Europejskie media oczywiście milczą w tej sprawie, a jeśli już wspominają, to na szarym końcu swoich internetowych serwisów, tak jak „Die Welt”. Niemiecka gazeta donosi o kilku polskich nacjonalistach planujących zamach na gmach parlamentu. Czyli wiedzą jednak coś więcej od nas, bo u nas mówi się na razie o jednym nacjonaliście, czyli o Brunonie K. Chyba nie mają na myśli polskich agentów jako nacjonalistów. W innej niemieckiej gazecie „Die Zeit” o udaremnionym zamachu nie ma ani słowa, podobnie w prasie francuskiej.

Ogromne zainteresowanie naszym przypadkiem jednak jest - mówi Jacek Cichocki, a konkretnie wychodzi ono od szefów służb innych krajów Unii Europejskiej. Dlatego nasz minister na sesji szefów MSW sześciu największych krajów UE (G-6), oraz przedstawicieli USA w Londynie, poinformuje, jak rozumiem, o wynikach operacji ABW. Kiedy pokaże ministrom spraw wewnętrznych wstrząsające zdjęcia różnych sprzętów, jakie gromadził wykładowca akademicki z Krakowa, padną z wrażenia. Te wszystkie kable, słoiki po kawie rozpuszczalnej, baterie R-14, dziurkacz, hełmy, śrubki, to z pewnością budzi grozę.

Myliłby się jednak ten, kto sądzi, że w tym wszystkim nie ma jakiejś logiki, że to działania bez sensu. W Smoleńsku nie było zamachu, a jeśli był nawet, to nic nie możemy, nic nie wiemy – taki jest prawdziwy przekaz płynący z różnych ośrodków władzy od kilku miesięcy, a nie, że zamachu na pewno nie było. Nie, nieprawda, zamachu na pewno nie było – powtarzają w ostatnich dniach różne autorytety i jeden z biskupów. Stoimy u progu faszyzacji – twierdzi lewica.
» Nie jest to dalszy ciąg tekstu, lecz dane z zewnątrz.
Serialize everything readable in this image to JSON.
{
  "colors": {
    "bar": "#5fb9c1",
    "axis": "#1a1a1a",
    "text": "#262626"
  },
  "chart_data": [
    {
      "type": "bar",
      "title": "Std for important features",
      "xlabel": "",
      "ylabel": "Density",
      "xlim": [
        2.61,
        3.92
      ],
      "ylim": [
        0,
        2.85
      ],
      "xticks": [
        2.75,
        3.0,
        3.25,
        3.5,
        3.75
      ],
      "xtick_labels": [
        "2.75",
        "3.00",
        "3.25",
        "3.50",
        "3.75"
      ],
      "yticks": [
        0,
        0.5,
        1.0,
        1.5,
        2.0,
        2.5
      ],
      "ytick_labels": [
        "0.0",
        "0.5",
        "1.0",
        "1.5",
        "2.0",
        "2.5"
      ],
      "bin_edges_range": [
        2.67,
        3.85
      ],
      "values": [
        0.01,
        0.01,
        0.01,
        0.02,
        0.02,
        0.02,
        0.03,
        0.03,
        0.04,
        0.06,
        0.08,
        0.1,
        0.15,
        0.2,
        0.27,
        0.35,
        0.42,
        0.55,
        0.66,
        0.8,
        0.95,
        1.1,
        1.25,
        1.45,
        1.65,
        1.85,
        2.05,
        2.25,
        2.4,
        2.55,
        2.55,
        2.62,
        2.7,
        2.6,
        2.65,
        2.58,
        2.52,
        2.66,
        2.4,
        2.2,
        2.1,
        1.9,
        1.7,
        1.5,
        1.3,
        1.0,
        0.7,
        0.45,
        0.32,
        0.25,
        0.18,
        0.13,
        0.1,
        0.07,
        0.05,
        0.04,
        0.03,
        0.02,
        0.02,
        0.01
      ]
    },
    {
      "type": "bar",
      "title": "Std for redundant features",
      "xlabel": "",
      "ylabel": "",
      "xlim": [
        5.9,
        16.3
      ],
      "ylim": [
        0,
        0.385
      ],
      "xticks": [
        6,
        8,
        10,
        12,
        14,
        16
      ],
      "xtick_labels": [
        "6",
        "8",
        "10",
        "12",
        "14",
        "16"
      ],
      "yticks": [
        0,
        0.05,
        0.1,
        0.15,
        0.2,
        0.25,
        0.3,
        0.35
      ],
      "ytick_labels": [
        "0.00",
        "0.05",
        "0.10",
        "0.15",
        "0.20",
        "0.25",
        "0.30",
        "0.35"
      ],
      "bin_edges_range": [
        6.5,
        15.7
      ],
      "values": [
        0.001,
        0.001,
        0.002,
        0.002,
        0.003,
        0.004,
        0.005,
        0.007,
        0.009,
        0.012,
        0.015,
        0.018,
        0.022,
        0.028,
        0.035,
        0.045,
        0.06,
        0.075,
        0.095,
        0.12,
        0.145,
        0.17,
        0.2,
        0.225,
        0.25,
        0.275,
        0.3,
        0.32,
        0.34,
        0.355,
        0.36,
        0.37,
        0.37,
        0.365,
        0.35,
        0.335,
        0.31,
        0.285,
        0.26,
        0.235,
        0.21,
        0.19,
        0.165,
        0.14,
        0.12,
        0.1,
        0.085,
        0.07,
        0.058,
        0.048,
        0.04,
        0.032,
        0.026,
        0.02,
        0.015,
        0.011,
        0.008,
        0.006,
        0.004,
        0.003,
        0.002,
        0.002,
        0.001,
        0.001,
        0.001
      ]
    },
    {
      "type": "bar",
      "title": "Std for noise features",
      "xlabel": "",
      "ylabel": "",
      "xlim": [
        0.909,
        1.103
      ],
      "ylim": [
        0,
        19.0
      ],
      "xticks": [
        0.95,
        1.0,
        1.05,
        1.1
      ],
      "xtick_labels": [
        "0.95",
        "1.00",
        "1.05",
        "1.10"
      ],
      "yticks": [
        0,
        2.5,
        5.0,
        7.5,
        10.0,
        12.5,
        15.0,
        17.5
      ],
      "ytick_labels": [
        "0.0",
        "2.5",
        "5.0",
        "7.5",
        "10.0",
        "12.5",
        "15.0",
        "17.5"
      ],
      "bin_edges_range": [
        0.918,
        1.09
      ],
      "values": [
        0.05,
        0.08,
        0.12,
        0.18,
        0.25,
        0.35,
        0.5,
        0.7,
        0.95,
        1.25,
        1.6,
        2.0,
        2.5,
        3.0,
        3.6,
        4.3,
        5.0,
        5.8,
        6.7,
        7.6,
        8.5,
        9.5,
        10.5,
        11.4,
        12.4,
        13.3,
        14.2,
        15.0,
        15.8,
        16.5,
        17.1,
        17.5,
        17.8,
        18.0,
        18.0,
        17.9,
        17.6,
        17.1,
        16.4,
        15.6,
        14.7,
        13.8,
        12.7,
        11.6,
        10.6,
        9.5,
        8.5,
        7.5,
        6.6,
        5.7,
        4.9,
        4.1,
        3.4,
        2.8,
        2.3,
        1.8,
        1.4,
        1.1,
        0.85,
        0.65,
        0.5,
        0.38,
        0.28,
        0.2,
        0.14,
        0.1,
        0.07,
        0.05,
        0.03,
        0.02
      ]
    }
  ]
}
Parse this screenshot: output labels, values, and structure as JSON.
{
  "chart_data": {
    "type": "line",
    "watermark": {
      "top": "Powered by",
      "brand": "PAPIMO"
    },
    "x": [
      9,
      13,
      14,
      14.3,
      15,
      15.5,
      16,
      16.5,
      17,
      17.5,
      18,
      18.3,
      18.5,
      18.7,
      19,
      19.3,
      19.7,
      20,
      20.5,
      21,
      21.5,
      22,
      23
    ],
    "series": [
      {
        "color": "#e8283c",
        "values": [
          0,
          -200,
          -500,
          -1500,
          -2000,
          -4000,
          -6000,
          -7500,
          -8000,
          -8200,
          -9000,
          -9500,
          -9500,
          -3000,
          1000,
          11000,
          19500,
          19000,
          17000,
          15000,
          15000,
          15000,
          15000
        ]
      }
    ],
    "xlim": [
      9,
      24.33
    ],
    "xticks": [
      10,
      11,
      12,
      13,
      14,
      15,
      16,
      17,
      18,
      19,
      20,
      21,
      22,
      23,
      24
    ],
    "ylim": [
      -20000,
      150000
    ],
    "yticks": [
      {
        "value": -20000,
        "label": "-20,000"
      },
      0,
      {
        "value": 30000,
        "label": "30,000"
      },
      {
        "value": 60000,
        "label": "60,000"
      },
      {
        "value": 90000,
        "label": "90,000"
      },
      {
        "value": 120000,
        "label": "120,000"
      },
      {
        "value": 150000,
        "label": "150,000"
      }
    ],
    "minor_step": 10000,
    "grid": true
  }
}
Policjanci w kominiarkach robią za prowokatorów na Marszu Niepodległości, no i co z tego? Jakiś facet w otoczeniu agentów służb miał wjechać w pobliże Sejmu z czterotonowym ładunkiem wybuchowym, ale państwo zdało egzamin i niedoszły zamachowiec siedzi. Trwa od kilku tygodni totalne zamieszanie i manipulowanie opinią publiczną w Polsce w jakimś konkretnym celu. I ten cel nie ma na pewno twarzy Brunona K.

Jaki jest ten cel? Nie wiem, na pewno nie jest to cel zgodny z interesem Polski, z nasza racja stanu.